Open and Shut Cases: Irregular Migration Management and Policy Convergence in the European Union
McNamara, Kathleen R
Why have European states adopted similar approaches to managing irregular migration? Existing explanations of migration policy development posit that the relative political power of interest groups that are favorably or adversely affected by migration determines the content of policy outputs. Given substantial heterogeneity in the power of relevant interest groups across European states, the fact that they have adopted similar approaches is surprising.I argue that this convergence is the result of European integration, even though governance of migration has been a jealously guarded prerogative of national governments. Specifically, I posit that the proposed creation of a borderless travel area raised (unfounded) concerns that divergent national migration policies would engender greater irregular migration. Powerful member states which held this belief threatened to exclude their unconcerned partners from the benefits of integration into the Schengen Area and made accession into it contingent on the adoption of their preferred coercive approaches to managing irregular migration. This engendered convergence even in the absence of binding EU legislation. Beyond the specific case of the Schengen Area, I argue that beliefs in externalities and threats of exclusion are two factors which shape the integration of any group of states.

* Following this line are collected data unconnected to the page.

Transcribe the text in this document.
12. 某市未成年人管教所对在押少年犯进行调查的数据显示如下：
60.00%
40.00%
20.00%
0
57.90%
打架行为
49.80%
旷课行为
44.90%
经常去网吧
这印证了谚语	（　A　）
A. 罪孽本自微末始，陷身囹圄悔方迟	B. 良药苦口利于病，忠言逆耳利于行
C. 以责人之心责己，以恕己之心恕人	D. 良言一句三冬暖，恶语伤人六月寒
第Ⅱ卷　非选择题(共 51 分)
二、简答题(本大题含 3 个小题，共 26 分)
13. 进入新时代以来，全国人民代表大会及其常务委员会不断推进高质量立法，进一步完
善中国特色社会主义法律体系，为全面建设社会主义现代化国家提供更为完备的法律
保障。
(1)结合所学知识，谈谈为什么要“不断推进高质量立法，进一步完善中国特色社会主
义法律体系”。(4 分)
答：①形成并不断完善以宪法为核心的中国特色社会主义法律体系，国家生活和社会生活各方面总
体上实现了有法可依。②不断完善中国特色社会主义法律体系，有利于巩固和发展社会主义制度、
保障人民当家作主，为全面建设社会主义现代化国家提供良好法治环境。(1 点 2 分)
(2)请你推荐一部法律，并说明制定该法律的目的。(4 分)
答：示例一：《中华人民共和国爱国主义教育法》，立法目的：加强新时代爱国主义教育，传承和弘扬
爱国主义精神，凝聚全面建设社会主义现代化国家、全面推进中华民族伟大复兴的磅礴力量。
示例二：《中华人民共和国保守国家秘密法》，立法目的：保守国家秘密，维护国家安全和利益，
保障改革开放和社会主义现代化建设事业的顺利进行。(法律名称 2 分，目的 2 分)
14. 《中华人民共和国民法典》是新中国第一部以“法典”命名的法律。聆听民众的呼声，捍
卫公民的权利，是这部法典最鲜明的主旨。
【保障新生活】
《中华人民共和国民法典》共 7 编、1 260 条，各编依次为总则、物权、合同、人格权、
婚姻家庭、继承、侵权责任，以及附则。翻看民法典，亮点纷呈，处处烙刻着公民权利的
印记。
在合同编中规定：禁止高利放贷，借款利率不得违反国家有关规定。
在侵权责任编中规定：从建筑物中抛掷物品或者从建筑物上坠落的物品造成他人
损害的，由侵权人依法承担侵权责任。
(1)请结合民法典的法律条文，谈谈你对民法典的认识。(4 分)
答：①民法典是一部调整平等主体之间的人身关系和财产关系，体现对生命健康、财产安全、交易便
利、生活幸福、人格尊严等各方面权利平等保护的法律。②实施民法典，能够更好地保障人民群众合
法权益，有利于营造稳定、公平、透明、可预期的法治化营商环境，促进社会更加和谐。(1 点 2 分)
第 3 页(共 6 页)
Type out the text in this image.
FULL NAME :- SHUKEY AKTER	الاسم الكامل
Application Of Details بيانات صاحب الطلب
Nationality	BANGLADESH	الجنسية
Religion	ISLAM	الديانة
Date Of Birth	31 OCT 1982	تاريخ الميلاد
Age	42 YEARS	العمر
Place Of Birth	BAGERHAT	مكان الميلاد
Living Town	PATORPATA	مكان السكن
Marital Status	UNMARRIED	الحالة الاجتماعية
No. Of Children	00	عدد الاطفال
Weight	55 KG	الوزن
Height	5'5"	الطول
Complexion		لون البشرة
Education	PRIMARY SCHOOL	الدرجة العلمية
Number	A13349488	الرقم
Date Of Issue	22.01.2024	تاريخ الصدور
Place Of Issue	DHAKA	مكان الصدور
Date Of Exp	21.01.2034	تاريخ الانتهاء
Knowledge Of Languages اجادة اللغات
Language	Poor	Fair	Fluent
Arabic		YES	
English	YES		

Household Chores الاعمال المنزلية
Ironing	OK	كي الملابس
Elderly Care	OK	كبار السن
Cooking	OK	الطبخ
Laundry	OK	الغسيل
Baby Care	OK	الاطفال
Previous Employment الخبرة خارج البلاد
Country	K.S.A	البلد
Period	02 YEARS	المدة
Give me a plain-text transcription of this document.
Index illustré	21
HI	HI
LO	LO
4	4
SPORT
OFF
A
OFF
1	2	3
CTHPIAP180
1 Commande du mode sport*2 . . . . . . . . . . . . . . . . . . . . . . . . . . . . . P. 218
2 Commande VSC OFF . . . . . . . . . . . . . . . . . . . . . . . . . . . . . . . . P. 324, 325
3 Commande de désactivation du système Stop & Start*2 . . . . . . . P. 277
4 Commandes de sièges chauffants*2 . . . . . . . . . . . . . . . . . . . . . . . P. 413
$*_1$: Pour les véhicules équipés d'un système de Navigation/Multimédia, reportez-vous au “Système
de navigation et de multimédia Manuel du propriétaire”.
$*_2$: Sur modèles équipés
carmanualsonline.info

They thus form the central components of my novel “neo-intergovernmentalist” theory of integration.To assess the validity of my arguments, I execute a mixed-method research design. First, I develop a typology of approaches to irregular migration management. I then construct a novel dataset which codes the irregular migration polices adopted by 16 European states from 1945 to 2016. Using this dataset, I show that European states converged towards what I call punishing and suffocating approaches over time and that reliance on these approaches is correlated with membership in the Schengen Area. In turn, using original archival sources, I examine the evolution of inter-state negotiations regarding irregular migration. I demonstrate that beliefs in externalities and threats of exclusion best explain why convergence occurred in contrast to potential alternative explanations. Altogether, my findings contribute to our understanding of migration policy development, policy diffusion, and inter-state integration.